The tree turned black, blue, and brown as the arachnids layered its surface.
They reached the canopy, spun their webs, and coated the foliage in shadow.
Nix opened her eyes among the webs.
Blue-eyed and glowing, she breathed darkness like smoke.
Her body sparkled with stars and captured moonlight.
She stretched, yawned, and opened wings of impenetrable black.
The sky around her turned to dusk, spreading outwards from her body.
She smacked her lips and shed her angelic form for one easier to travel in.
Nix the owl-eyed leapt into the air.
Night descended, an unnatural darkness.
It followed her like a cape across the sky.
***
The Himalayas quaked.
Ice cracked and slid in rumbling waves.
Pack animals fled, leaving their human companions to look around them in wonder.
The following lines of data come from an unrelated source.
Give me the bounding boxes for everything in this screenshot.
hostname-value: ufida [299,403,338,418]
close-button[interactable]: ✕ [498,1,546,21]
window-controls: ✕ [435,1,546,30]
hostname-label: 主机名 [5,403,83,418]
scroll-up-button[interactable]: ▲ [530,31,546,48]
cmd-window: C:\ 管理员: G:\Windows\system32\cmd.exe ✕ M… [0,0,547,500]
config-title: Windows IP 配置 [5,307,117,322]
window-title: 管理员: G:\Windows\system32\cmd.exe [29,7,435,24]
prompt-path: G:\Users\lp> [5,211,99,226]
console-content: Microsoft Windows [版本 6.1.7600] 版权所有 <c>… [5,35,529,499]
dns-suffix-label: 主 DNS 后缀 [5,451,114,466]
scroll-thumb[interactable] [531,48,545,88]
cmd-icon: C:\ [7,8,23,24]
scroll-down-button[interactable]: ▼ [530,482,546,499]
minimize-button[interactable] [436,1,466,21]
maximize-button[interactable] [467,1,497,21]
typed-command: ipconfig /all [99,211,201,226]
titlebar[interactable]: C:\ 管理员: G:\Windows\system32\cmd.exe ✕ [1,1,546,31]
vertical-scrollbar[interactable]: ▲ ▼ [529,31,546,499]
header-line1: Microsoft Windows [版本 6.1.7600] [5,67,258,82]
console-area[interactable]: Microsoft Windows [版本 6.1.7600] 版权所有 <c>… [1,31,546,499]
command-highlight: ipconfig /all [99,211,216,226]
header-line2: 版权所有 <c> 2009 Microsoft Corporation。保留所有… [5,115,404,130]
Avalanches went off like dominos falling, covering the base of the mountains with snow.
Bare rock glittered in the sunlight.
Along the ridges, Titan’s spine popped and snapped as he awoke.
He opened his fists and the stone casing around them burst into splinters the size of elephants.
The giant tore himself out of the stone and gazed into the thin air.
He blinked and pulled his feet out of the mountains.
Like his siblings Leviathan and Ouroboros, he had fallen asleep as a behemoth.
Titan rubbed his nose, knocking loose rock and earth.
He yawned and the sound echoed through the Himalayas.
He cocked his head and oriented himself on the planet; his ruby eyes scanned air and water.
He closed his eyes and felt for Ifrit.
His brother had not yet awoken.
Gleeful, he took his smaller form, a stone wolf, and dove into the rock.